A proposed measure in the state Senate would allow adult-use cannabis firms in New York to deduct business expenses when they file their state taxes.
The measure is meant to reconcile federal tax regulations that bar cannabis businesses from making deductions or accounting for expenses related to running the business.
The Marijuana Regulation and Taxation Act once in full effect is expected generate billions of dollars in new tax revenue for New York in the coming years.
“The MRTA was crafted with a focus on equity at all stages of implementation in the new recreational adult-use cannabis market. We must ensure that this focus includes licensing and taxation of these new businesses is top of mind while we create the foundations of this new sector of the economy," said Sen. Jeremy Cooney, the Democratic lawmaker sponsoring the bill. "I am proud to sponsor legislation that will create a more equitable taxation system to allow more small business owners and entrepreneurs to participate in the new cannabis market.”
Cooney's measure addresses one of the complications arising from the state legalizing marijuana-related businesses while the drug remains outlawed on the federal level. Cooney points to the measure making it easier for people to enter the cannabis sector as policymakers try to ensure smaller businesses will be able to operate within the new system.
Business organizations on Friday backed the measure, calling it necessary for the market to thrive in New York.

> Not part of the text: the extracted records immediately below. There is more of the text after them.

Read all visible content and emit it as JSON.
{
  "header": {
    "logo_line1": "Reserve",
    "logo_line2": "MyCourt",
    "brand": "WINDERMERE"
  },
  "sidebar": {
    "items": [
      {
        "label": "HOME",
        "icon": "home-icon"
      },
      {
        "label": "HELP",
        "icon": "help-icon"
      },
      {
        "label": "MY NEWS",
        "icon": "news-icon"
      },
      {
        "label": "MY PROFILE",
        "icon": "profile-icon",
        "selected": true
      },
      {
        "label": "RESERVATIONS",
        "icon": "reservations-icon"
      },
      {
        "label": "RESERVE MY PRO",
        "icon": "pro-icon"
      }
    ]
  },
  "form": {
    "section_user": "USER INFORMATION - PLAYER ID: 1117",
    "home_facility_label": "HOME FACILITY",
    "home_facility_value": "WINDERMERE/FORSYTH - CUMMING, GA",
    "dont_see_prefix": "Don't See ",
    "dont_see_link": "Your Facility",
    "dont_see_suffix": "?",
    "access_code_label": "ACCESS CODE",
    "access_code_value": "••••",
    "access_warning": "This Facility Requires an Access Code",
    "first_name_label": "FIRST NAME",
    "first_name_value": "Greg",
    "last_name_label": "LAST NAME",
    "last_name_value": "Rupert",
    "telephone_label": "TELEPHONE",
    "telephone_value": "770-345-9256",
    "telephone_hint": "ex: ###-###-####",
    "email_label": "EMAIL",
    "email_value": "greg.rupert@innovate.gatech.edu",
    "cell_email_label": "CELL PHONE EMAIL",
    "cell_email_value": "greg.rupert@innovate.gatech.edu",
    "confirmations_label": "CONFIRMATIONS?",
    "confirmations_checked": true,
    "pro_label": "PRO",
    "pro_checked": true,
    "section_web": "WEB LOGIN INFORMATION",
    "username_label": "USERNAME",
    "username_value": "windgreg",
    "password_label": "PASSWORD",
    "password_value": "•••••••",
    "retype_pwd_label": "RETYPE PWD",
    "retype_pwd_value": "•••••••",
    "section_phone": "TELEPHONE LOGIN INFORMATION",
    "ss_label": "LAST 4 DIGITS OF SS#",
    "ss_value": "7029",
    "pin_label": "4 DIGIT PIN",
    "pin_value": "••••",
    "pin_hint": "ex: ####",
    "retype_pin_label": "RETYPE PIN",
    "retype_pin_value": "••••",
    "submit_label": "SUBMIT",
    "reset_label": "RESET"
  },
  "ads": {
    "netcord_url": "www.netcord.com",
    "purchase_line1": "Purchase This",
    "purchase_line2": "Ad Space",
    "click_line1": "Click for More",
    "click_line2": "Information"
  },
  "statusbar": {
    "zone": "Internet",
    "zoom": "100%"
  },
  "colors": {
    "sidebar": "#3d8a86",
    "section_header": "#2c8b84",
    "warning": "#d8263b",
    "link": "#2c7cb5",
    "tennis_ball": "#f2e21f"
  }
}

“If New York State hopes to be a leader in this emerging industry, we must acknowledge the reality: outrageous taxes will discourage entry and participation in the market, cause dollars to exit our State for more competitive opportunities, and lead to an exacerbated black market that poses real dangers for our communities," said Bob Duffy, a former lieutenant governor and the CEO of the Greater Rochester Chamber of Commerce.